Dengan wajah terkejut sekaligus penolakan di wajah Arjuna yang aneh, tatapan tak suka dari Xuhao yang menggenggam tangannya, Sinta yang seperti biasa ceria dan genit, lalu teman Sinta yang tersenyum khawatir. Kesannya malah jadi suatu bentuk sinetron yang cukup rumit. Arjuna baru akan menjawab, tapi Sinta keburu memotong dengan tangis lebay.
"P-pak Arjuna yang menyuruh saya!" katanya begitu. Juna lantas menoleh terkhianati.
Jadi, begitu. Sinta akan membuat pernyataan seolah-olah dialah korbannya di sini. Wah, bagus betul kekuatan tangisan dari cewek ini. Kalau Jun terlahir sebagai cewek juga, pasti dia sudah menempeleng Sinta di tempat.
"Pak Arjuna, bukankah anda sudah membaca peraturan apa saja yang ada pada kontrak perjanjian? Hubungan antar karyawan dan guru harus profesional, tidak boleh terdapat urusan personal baik di dalam dan/atau luar sekolah. Kecuali jika anda mau mengakhiri kontrak anda di sini."
"Tapi Pak--"
"Saya belum menyuruh anda bicara. Sadari batasanmu!"
Begitu kemudian Arjuna menyadari.
Orang dunia mana yang mau memberi kesempatan yang sulit didapatkan kepada pria sederhana, bermodal otak, dan dengan pengalaman mengajar yang sedikit? Dunia api? Bah. Semua pasti ada maksud dan tujuan, semua pasti butuh bayaran. Diterimanya Juna sebagai guru tetap di sana tanpa tes yang sulit sebenarnya cukup membuatnya tak percaya. Kualifikasi yang dibubuhkan di media internet begitu mengerikan. Tapi Jun dengan mudah diterima kerja di sana. Seharusnya dia menyadarinya dari awal. Seharusnya Jun tahu maksud perkataan Pak Sabar di awal pertemuan.
"Anda masih terbilang sangat muda, Pak.
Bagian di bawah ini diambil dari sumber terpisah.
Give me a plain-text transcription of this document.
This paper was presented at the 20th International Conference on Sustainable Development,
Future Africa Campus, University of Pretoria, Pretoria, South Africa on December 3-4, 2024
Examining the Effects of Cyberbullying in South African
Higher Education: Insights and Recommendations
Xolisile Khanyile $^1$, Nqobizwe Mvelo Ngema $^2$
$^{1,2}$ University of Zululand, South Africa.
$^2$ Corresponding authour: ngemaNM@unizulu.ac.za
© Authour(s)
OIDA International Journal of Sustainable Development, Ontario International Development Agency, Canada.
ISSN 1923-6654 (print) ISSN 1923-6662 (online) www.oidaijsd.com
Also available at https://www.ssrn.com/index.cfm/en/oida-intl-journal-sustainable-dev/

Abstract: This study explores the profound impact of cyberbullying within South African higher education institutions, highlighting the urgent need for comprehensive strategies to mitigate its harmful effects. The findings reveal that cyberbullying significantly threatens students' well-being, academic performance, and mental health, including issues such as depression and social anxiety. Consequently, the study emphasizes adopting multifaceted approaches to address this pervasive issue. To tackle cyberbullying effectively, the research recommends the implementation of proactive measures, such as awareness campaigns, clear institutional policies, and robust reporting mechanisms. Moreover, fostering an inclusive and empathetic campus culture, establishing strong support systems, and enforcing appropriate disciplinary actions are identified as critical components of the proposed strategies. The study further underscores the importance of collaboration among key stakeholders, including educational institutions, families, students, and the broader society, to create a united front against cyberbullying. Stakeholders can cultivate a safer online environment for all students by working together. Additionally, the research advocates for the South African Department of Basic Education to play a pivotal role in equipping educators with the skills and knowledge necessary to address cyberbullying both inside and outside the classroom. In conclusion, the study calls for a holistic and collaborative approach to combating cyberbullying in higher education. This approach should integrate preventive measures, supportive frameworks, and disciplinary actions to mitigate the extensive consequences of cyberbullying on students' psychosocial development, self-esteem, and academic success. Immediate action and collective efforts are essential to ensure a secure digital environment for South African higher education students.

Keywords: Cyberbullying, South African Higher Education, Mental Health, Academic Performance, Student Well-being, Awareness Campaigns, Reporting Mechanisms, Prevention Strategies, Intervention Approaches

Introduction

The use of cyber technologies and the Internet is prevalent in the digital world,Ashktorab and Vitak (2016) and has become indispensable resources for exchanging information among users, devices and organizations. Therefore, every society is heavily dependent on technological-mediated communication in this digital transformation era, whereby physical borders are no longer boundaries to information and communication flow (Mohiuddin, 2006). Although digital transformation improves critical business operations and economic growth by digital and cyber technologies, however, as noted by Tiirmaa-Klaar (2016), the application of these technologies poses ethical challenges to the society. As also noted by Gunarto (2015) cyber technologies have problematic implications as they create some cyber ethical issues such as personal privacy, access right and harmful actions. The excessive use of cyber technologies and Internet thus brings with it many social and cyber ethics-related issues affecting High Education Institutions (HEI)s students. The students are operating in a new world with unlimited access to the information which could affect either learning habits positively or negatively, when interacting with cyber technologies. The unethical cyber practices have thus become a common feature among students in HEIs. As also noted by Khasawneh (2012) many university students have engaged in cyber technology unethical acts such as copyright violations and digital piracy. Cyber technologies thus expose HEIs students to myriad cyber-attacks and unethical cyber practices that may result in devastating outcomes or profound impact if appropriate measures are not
Jadi saya harap anda mampu menyatukan hati dan memahami anak-anak itu."
Sialan betul memang. Betapa bodohnya ia karena tak kunjung paham. Alasan kenapa banyak yang tak betah, pasti kasusnya hampir-hampir mirip dengan Pak Sabar yang diturunkan jabatannya. Pertama, mungkin karena mereka gagal menjalankan misi aneh yang diperintahkan. Kedua, karena mereka malah jadi penghalang. Ketiga, mereka melanggar peraturan kontrak. Empat, mereka cuma pencari uang kotor, yang membuat Xuhao membenci guru, dan membuatnya menyuruh si ayahanda mengenyahkan mereka dari sekolah.
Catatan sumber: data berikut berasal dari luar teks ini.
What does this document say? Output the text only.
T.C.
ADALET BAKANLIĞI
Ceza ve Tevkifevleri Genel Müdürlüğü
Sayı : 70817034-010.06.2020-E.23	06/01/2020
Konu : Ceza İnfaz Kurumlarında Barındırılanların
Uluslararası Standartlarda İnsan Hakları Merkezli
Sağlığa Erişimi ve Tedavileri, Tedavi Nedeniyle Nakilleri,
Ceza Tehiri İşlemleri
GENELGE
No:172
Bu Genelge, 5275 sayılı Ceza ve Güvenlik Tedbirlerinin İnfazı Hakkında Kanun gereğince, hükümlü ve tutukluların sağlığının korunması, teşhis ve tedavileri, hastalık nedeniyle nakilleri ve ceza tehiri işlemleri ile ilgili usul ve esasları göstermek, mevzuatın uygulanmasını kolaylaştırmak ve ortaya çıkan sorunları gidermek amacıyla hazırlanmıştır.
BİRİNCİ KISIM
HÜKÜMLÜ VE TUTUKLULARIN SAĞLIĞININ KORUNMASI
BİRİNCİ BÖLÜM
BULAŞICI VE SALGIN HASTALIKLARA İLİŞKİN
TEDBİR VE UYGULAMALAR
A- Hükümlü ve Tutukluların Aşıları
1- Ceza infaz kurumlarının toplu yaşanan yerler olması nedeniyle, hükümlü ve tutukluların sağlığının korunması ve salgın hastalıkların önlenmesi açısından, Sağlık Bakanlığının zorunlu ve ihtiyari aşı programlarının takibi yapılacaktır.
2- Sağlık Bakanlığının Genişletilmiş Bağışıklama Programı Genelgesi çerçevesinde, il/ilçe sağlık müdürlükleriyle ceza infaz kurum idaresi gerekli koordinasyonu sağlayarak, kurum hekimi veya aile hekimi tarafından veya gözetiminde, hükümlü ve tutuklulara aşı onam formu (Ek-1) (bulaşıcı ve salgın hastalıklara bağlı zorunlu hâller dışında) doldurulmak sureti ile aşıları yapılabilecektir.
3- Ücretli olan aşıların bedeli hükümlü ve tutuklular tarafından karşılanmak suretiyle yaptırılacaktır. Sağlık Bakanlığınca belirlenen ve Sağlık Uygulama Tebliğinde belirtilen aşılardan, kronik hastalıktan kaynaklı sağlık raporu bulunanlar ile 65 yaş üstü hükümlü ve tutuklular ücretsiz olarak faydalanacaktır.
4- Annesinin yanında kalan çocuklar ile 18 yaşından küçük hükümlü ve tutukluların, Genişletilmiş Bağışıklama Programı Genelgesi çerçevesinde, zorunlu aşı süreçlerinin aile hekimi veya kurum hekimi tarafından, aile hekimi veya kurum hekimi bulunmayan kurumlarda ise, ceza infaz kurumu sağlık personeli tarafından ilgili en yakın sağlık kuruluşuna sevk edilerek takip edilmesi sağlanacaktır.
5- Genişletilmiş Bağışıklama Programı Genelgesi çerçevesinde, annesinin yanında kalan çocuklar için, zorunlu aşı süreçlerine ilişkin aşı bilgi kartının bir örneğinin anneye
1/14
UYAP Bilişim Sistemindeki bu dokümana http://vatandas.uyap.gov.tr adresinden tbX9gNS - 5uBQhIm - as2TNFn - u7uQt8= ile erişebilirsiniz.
Sekarang, giliran Arjuna membangun jembatan bernama 'kepercayaan dan kasih', masalah bermunculan, seolah tak merestui hubungannya dengan para siswa kelas 12 X. Ia menggertakkan giginya sementara kedua tangannya saling meremas hingga kubu-kubu jarinya memutih. Mereka mungkin bisa berbuat semaunya, tapi tidak kepada Arjuna. Pak tua itu masih sibuk mengoceh tentang peraturan-peraturan ngaco, sampai Jun sedikit menggebrak meja.
KAMU SEDANG MEMBACA
Lesson To Learn | Junhao[✔]
Fanfiction"Sudah cukup? Sudah selesai menggurui saya? Nah sekarang, giliran saya yang akan mengajari kamu." "L-lo mau apa bangsat?" "Yang pertama. Belajar diam." "Woi woi wOI--" Arjuna bukan ingin jadi guru. Tapi karena tuntutan kehidupan, maka ia harus punya...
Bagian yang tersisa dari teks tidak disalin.